Çok güzel ve alımlı bir kadın olan Celile Hanım, bir dilci, eğitimci olan Enver Paşa’nın (Mustafa Celalettin Paşa’nın oğlu) kızıdır. Evinde piyano çalan, ressam denilebilecek ölçüde iyi resim yapan, Fransızca bilen bir kadındır. Annesinin baba tarafından dedesi, Polonya’dan 1848 Ayaklanmaları sırasında Osmanlı İmparatorluğu’na göç eden Polonezlerden Konstantin Borzecki’dir. Bu göçün ardından Osmanlı vatandaşı olunca Mustafa Celaleddin Paşa adını almış ve Osmanlı Ordusu’nda subay olarak görev yapmıştır. Türk tarihinde önemli bir eser olan “Les Turcs anciens et meternes” (Eski ve yeni Türkler) kitabını yazmıştır.Nazım Hikmet anneannesi tarafından da kuzey kafkasya çerkezlerindendir.

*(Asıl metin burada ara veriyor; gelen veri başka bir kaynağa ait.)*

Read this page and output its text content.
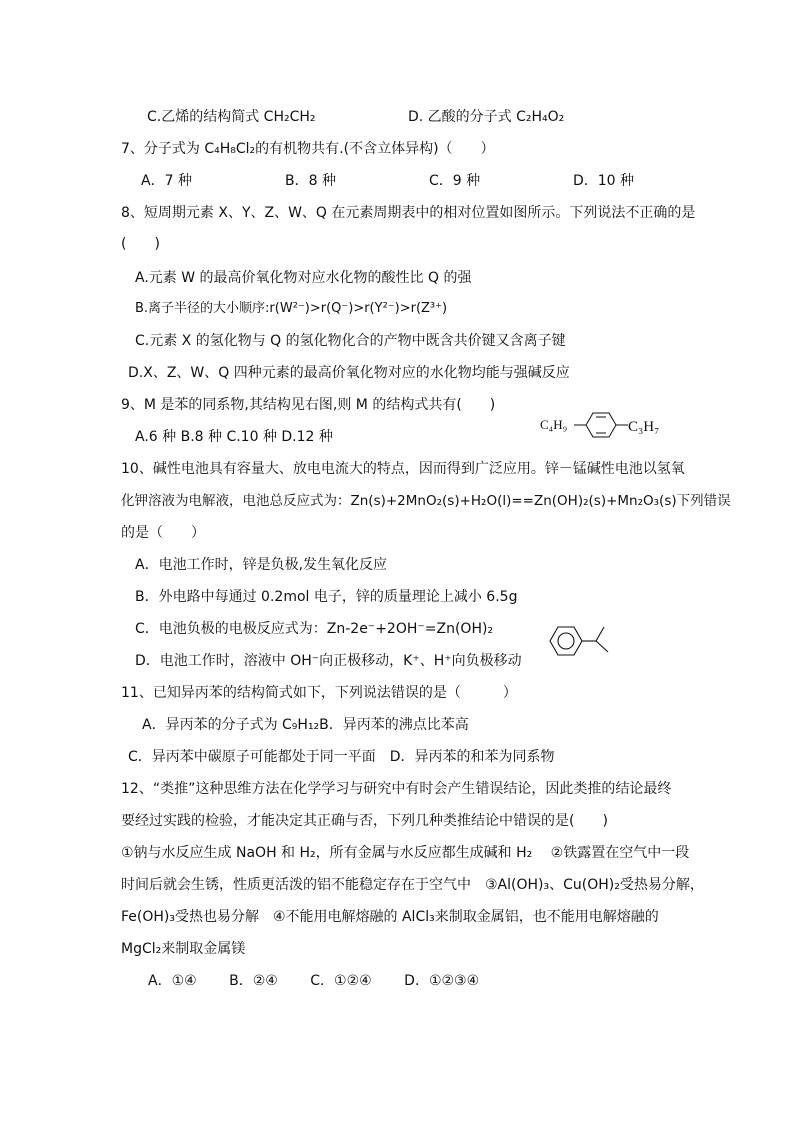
C.乙烯的结构简式 CH₂CH₂	D. 乙酸的分子式 C₂H₄O₂
7、分子式为 C₄H₈Cl₂的有机物共有.(不含立体异构)（　　）
A．7 种	B．8 种	C．9 种	D．10 种
8、短周期元素 X、Y、Z、W、Q 在元素周期表中的相对位置如图所示。下列说法不正确的是
(　　)
A.元素 W 的最高价氧化物对应水化物的酸性比 Q 的强
B.离子半径的大小顺序:r(W²⁻)>r(Q⁻)>r(Y²⁻)>r(Z³⁺)
C.元素 X 的氢化物与 Q 的氢化物化合的产物中既含共价键又含离子键
D.X、Z、W、Q 四种元素的最高价氧化物对应的水化物均能与强碱反应
9、M 是苯的同系物,其结构见右图,则 M 的结构式共有(　　)
A.6 种 B.8 种 C.10 种 D.12 种
C₄H₉	C₃H₇
10、碱性电池具有容量大、放电电流大的特点，因而得到广泛应用。锌－锰碱性电池以氢氧
化钾溶液为电解液，电池总反应式为：Zn(s)+2MnO₂(s)+H₂O(l)==Zn(OH)₂(s)+Mn₂O₃(s)下列错误
的是（　　）
A．电池工作时，锌是负极,发生氧化反应
B．外电路中每通过 0.2mol 电子，锌的质量理论上减小 6.5g
C．电池负极的电极反应式为：Zn-2e⁻+2OH⁻=Zn(OH)₂
D．电池工作时，溶液中 OH⁻向正极移动，K⁺、H⁺向负极移动
11、已知异丙苯的结构简式如下，下列说法错误的是（　　　）
A．异丙苯的分子式为 C₉H₁₂B．异丙苯的沸点比苯高
C．异丙苯中碳原子可能都处于同一平面　D．异丙苯的和苯为同系物
12、“类推”这种思维方法在化学学习与研究中有时会产生错误结论，因此类推的结论最终
要经过实践的检验，才能决定其正确与否，下列几种类推结论中错误的是(　　)
①钠与水反应生成 NaOH 和 H₂，所有金属与水反应都生成碱和 H₂ 　②铁露置在空气中一段
时间后就会生锈，性质更活泼的铝不能稳定存在于空气中　③Al(OH)₃、Cu(OH)₂受热易分解，
Fe(OH)₃受热也易分解　④不能用电解熔融的 AlCl₃来制取金属铝，也不能用电解熔融的
MgCl₂来制取金属镁
A．①④　　 B．②④　　 C．①②④　　 D．①②③④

Babası Hikmet Bey, Selanik’te, Hariciye’de (Dışişleri) çalışan bir memurdur. Diyarbakır, Halep, Konya, Sivas valilikleri yapmış olan Nazım Paşa’nın oğludur. Mevlevi tarikatından olan Nazım Paşa aynı zamanda bir özgürlükçüdür. Kendisi Selanik’in son valisidir. Hikmet Bey henüz Nazım’ın çocukluğunda memuriyetten ayrılır ve ailece Halep’e, Nazım’ın dedesinin yanına giderler. Orada yeni bir iş, hayat kurmaya çalışırlar. Başarısız olunca İstanbul’a gelirler. Hikmet Bey’in İstanbul’daki iş kurma denemeleri de nihayetinde iflâsla neticelenir ve hiç hoşlanmadığı memuriyet hayatına geri döner. Fransızca bildiği için yeniden Hariciye’ye (Dışişleri) atanır.

Hayatı
Nazım Hikmet, Heybeliada Bahriye Mektebi’nde öğrenciyken Selanik’te doğdu. Aslen 20 Kasım 1901 olan doğum tarihi ailesi tarafından sene kaybetmemesi için 15 Ocak 1902 olarak kaydettirilmiştir.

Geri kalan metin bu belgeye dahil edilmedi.